Cain's protagonists were unsentimental, brooding, compulsive antiheroes capable of remarkable levels of violence. The 1933 New York Times review of Fast One called the lead character, gangster Gerry Kells, "so ferocious a hoodlum ... a sot, drug addict, two-gun deadshot." Rather than traditional detectives, most Cain protagonists were gangsters or at least on the wrong side of the law. Washington Post literary critic Michael Dirda called Cain's style "lean, stripped-down prose, affectless narrative voice" leavened by touches of "wry humor". He noted that "The narrative's point of view is nearly always external: People talk, actions are starkly described, no explanations are given, and we can only guess what Kells or other characters are thinking. The prose is similar to Hemingway's, but even leaner."

Cain's noir stories were among the first in the genre to be set in Los Angeles.

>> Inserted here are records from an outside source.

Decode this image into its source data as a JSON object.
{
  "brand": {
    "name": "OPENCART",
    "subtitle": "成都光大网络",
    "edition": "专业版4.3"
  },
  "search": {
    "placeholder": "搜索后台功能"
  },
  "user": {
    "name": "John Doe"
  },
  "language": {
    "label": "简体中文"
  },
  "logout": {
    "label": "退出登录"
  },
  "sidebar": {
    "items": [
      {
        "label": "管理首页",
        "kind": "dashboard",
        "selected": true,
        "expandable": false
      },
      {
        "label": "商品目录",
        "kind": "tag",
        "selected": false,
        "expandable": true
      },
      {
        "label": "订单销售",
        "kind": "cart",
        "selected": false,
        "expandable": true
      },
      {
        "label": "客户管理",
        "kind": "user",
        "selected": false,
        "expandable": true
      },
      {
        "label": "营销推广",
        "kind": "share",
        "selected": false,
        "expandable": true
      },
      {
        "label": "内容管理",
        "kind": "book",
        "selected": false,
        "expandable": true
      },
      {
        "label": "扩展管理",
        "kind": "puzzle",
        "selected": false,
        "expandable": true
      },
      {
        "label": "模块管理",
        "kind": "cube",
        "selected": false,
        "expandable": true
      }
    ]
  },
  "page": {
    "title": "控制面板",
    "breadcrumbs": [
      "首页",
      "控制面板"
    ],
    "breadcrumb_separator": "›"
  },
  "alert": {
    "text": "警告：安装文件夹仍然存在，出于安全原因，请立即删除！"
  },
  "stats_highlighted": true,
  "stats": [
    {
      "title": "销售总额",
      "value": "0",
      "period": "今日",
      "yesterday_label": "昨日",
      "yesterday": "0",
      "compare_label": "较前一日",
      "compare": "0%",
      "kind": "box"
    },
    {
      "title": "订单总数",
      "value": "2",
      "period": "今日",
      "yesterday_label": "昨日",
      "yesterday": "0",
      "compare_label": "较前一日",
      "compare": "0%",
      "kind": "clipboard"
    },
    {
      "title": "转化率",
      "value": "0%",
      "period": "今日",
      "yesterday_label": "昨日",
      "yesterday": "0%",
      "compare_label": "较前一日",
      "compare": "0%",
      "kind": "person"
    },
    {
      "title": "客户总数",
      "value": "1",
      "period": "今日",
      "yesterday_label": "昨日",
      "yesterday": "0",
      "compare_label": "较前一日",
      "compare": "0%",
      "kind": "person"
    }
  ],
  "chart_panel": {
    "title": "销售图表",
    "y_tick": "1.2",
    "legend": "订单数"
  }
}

Fast One included a scene set at the iconic restaurant and writer hangout Musso & Frank Grill.
Several stories are set in the world of Hollywood, and feature lead characters who work in or near the movie industry.

==Personal life==
Sims married Virginia Maxine Glau in 1939, changing her name to Mechel Ruric; she was nearly 20 years his junior. The marriage dissolved in 1943 due to his alcoholism. He married again in 1945 or 1946 to writer Virginia Radcliffe, with whom he collaborated on several radio scripts; that marriage lasted until about 1950. In 1955, now living in Europe and suffering from poor health, Sims married again, this time to a young Virginia woman named Peggy Gregson who was 30 years younger than him; the couple had two sons. They moved to California and then Virginia, where she stayed; he moved on to Cuba and Los Angeles again, and she remarried in 1962.

He called himself Peter Ruric, rather than George Sims, for most of his life. The friend who settled his affairs after his death, in fact, did not know that his original name was George Sims.

==Death==
Sims died of cancer in North Hollywood in 1966.